Joel Schiffenbauer, MD, a medical officer at the FDA's Center for Drug Evaluation and Research in Rockville, Maryland, voiced concern about the design of EDGE as well as the two ongoing studies. He pointed out that diclofenac was the only active comparator used in EDGE, previous COX-2 use was allowed, and about 2600 patients had more than two CV risk factors. In his own review of data on etoricoxib, he noted that there appears to be an excess of CV-related deaths compared to placebo.
No definite answers yet on lumiracoxib
Data from the Therapeutic Arthritis Research and Gastrointestinal Event Trial (TARGET) showed a GI advantage for lumiracoxib over NSAIDs that was reduced in patients also using aspirin. Additionally, this study found that, while a similar rate of CV events was observed in users of ibuprofen and lumiracoxib, the coxib was associated with a higher CV risk than naproxen.
"The sponsors of etoricoxib and lumiracoxib demonstrated very impressive gastrointestinal safety differences compared to [nonselective] NSAIDs," William White, MD, professor of medicine at the University of Connecticut Health Center, Farmington, Connecticut, tells CIAOMed. "I also feel, at least with etoricoxib, there was clearly a small CV signal compared with naproxen that looked like Vioxx at lower doses." This sort of comparison prompted some participants at the FDA hearing to refer to etoricoxib as "Vioxx-lite." Both drugs will have to overcome "big hurdles," Dr. White predicted. "The only way etoricoxib has a chance is if something comes up differently with the MEDAL study."

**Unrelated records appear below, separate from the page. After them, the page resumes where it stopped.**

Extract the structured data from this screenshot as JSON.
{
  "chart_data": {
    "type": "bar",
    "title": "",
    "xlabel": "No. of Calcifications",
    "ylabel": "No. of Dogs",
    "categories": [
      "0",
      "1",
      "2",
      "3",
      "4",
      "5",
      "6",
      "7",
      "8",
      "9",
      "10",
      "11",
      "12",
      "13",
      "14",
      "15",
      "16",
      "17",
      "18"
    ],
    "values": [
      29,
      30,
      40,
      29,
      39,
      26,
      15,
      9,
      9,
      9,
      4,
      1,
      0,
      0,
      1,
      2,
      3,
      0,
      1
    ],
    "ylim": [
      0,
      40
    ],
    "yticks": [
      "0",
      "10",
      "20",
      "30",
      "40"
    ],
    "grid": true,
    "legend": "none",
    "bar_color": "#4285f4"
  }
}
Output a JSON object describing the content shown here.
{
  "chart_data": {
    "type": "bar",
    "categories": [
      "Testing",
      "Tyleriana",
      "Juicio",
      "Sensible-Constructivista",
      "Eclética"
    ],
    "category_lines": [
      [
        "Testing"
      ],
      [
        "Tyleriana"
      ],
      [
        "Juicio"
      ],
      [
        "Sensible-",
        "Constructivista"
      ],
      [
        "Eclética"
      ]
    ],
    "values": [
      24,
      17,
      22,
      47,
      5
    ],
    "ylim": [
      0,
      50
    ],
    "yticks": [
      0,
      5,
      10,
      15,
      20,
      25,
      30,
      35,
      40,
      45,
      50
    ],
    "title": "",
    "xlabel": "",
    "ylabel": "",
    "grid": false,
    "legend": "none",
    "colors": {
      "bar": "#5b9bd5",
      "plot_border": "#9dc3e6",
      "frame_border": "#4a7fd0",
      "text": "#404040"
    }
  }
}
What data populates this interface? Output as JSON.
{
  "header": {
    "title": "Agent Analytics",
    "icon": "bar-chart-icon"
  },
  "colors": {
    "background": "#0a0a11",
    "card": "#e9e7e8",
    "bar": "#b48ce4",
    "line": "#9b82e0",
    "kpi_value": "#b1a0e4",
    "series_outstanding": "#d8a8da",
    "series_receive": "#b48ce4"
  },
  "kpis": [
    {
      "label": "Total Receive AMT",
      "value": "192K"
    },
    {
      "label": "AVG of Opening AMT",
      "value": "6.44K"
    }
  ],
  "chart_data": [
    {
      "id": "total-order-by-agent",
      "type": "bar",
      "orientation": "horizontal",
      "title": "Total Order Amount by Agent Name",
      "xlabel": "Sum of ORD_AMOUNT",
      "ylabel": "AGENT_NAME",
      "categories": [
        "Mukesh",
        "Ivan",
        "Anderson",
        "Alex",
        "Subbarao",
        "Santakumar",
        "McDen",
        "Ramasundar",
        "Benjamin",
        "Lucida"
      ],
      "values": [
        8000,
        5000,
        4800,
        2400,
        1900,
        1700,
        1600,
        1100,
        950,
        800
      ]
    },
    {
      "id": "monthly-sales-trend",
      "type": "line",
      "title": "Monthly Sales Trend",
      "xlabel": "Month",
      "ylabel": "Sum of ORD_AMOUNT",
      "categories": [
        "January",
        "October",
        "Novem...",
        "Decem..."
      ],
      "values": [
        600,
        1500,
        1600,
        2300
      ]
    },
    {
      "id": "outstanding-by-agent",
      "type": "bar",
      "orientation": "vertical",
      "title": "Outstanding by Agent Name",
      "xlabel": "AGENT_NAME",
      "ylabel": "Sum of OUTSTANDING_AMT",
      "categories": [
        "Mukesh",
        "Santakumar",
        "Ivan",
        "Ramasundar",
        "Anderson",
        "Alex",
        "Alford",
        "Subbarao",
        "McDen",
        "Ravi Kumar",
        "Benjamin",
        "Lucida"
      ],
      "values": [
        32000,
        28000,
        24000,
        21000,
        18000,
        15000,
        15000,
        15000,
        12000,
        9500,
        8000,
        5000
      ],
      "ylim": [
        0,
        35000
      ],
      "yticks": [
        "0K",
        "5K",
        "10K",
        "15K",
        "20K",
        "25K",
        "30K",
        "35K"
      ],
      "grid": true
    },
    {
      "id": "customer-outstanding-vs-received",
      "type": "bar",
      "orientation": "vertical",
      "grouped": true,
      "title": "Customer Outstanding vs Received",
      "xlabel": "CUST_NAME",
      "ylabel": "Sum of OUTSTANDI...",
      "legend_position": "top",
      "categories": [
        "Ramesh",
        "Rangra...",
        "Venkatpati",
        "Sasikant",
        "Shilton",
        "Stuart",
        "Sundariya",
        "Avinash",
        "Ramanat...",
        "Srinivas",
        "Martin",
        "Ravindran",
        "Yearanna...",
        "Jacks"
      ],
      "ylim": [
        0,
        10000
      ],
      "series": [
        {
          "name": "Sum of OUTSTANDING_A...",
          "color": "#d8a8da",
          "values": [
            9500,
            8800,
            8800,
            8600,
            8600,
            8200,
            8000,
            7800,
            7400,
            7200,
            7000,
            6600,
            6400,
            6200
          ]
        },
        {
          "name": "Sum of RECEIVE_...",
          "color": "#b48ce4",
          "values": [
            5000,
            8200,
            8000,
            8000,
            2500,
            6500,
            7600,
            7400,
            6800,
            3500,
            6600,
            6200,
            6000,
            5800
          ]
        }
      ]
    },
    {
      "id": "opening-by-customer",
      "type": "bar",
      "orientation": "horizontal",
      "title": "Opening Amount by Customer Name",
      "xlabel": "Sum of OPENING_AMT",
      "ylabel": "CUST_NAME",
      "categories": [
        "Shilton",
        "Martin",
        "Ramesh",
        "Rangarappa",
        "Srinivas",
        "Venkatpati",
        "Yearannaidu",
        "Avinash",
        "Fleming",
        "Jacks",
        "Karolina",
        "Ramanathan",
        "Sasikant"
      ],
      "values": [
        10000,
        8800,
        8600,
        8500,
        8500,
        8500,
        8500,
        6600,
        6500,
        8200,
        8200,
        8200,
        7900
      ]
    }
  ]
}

Garret A. Fitzgerald, MD, professor of medicine and pharmacology and chair of the department of pharmacology at the University of Pennsylvania School of Medicine in Philadelphia, called MEDAL "a useful trial," but cited different reasons than other researchers. "Diclofenac resembles Celebrex with respect to selectivity," he noted, adding that he thought of MEDAL as a trial comparing COX-2 selective drugs. The results will tell us, Dr. Fitzgerald continued, "whether a commonly used, relatively selective drug stacks up in a way that separates it from a longer-life, much more selective drug, etoricoxib."
Reference:
US Food and Drug Administration. Joint Meeting of the Arthritis Advisory Committee and the Drug Safety and Risk Management Advisory Committee; February 16–18, 2005; Gaithersburg, Md.